We picked up the Lincoln Highway just south of Elburn, Illinois. Most of L-H (Lincoln Highway) through this part of the state is Illinois 38. We used Bruce Butko's new book (see RTA's review) which we found to be excellent as far as what to see, but sometimes had problems following the directions around cities.
Drove through beautiful downtown Dekalb, an Illinois Main Street Community, and saw the lagoon and Altgeld Hall, the original building of Northern Illinois University. About six miles west is Malta, location of the first seedling mile (where a mile of pavement was laid to show the public how good paved roads were). For almost the whole time we were on L-H, the road paralleled railroad tracks, and judging from the numerous trains, business is good.
Farther west is Rochelle, the Hub City, with its restored old gas station. If you're a railroad fan, they have a park just for observing the many trains that roll through town.
We stopped at the Lincoln Building in Franklin Grove where we visited the headquarters of the Lincoln Highway Association. Part of the famous fence with mileages listed was blown down by the storms that crashed through Illinois several weeks ago. This is a good place to get information and souvenirs. I also joined the L-H Association which costs $30 a year. Bought a hat, teeshirt, and magnetic sign for the car. We wanted to eat at the Lincoln Cafe across the street, but they are closed on Mondays.
Then, it was on to President Ronald Reagan's hometown of Dixon. The arch across Lincoln Highway is quite a sight. You can also visit Reagan's boyhood home. This is part of a Reagan Trail you can drive in Illinois.
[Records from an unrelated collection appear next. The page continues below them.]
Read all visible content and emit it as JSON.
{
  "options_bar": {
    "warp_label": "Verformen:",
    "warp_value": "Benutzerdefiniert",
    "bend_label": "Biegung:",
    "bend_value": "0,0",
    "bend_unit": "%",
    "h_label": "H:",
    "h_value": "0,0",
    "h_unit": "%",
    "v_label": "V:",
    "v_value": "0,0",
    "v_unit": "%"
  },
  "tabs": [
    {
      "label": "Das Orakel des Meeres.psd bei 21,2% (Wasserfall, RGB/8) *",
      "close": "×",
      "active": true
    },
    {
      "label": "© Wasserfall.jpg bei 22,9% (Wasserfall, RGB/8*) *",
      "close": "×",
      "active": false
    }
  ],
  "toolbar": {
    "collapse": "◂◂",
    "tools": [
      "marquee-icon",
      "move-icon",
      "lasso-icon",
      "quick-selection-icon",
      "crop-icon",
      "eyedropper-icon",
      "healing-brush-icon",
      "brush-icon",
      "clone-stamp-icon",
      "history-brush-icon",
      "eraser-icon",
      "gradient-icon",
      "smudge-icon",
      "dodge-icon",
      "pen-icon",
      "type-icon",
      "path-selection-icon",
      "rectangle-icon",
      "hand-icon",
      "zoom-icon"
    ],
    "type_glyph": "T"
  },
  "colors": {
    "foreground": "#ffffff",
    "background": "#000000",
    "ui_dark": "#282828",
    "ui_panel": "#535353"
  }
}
I have found with both Route 66 and the Lincoln Highway, that Illinois has the best signage I've seen. You can practically drive them without a map, they are that good.
We continued on to Fulton and saw the magnificent Dutch windmill right on the Mississippi River. From there, we dropped a few blocks south to the bridge and crossed over into Clinton, Iowa, home of baseball's Class A Lumber Barons, nothing like some good old minor league baseball. Too bad it's not the season yet. You can also gamble on a riverboat.
A favorite place to eat in Clinton is J & D Steakhouse right on 2nd Street, the old Lincoln Highway. This opened back in 1968 and serves up some great food at reasonable prices. We had the double porkchops, salad, soup, vegetables, and baked potato for $5.99. You didn't even need a knife to cut it.
I'll have to get back to you on the rest of the trip which included 31 new NTN sites, storms, old road, and a trip to North America's largest round barn in Red Cloud, Nebraska. We visited the cities of Cedar Rapids and Carroll in Iowa; Omaha, Nebraska; Des Moines, Iowa, and the Quad Cities.